One thing you need to know about me is that throughout the years I have become an expert at compartmentalizing my issues. I have learned how to isolate what’s going on, put it in a box, put it on a shelf somewhere in the back of my mind, and ignore it. Get through the day, worry about the problems or emotions later, if at all. Obviously, this is not healthy, and does not work. I would not recommend it to anyone.
Accumulating on my emotional shelf throughout the years are boxes labeled “Abusive ex-boyfriend”, “Suicidal thoughts”, “Depression”, “Trust issues”, “That-one-box-that-we-won’t-even-acknowledge-because-there-is-way-too-much-crap”, and then of course “Living in Lake Wales”. For some reason, that one I had easy access too. More than likely it was because it was something that had absolutely no control over, so it was easy to throw my hands up and say “Well, if I just wasn’t in Lake Wales, this would be a whole lot better, obviously” while ignoring my growing shelves of actual issues.
Then something truly horrible happened in my life, which to respect those involved I won’t talk about in too much detail, but the only way I can describe it is evil. Purely awful, and gut wrenchingly horrible. It shook me to my core. But, up on the shelf it went; I didn’t have time for that. However, this one wouldn’t be ignored no matter how much I tried. I started to change as a person. I grew more pessimistic, angry, even more detached emotionally than before, and I could feel my foundation crumbling beneath me. I bet you can’t guess what I blamed that on. Lake Wales, of course.
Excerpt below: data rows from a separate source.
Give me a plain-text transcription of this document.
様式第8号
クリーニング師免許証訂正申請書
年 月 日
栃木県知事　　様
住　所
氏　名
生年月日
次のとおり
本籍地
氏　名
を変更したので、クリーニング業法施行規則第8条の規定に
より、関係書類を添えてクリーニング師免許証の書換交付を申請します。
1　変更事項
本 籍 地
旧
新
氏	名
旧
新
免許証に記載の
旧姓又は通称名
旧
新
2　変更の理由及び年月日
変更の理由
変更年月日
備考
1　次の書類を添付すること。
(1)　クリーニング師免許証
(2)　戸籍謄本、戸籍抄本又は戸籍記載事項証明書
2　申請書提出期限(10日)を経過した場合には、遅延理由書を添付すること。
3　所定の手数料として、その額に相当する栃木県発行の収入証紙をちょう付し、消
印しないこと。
It wasn’t until all of my tangible belongings were packed in real boxes and I made the plans to abandon the comfort of this little town and move to the exact opposite corner of the country that I realized that it wasn’t Lake Wales that was the problem, it was definitely me. It was a whole lot easier blaming my life’s problems on Lake Wales than on myself.
I was sitting at the Tampa airport waiting to pick up my Dad and road trip partner where I started to realize that Lake Wales is a beautiful place. It’s a place where I discovered my passion for working with children and adults with special needs. It’s where I discovered I had artistic abilities and learned how amazing it was to make something with my two hands and from there I figured out that I eventually want to open a non-profit organization for adults with special needs with a heavy focus in art therapy.
Lake Wales and the amazing people that surrounded me have molded me into a caring, and loving human being with a heart to help others. My problem wasn’t Lake Wales, it was my boxes upon boxes of issues that I continued to ignore that were falling through the cracks. My issues won’t be ignored anymore, and I don’t want to ignore them either.
Lake Wales was perfect for the season that I was in, and without the amazing support system that I had there I don’t think I would have been able to make it.
So, here I am. Traveling across the country for a fresh start with new possibilities and adventures ahead.
My shelf is a work in progress; I am a work in progress. Thankfully, we all are, and I know no matter what I will never be alone.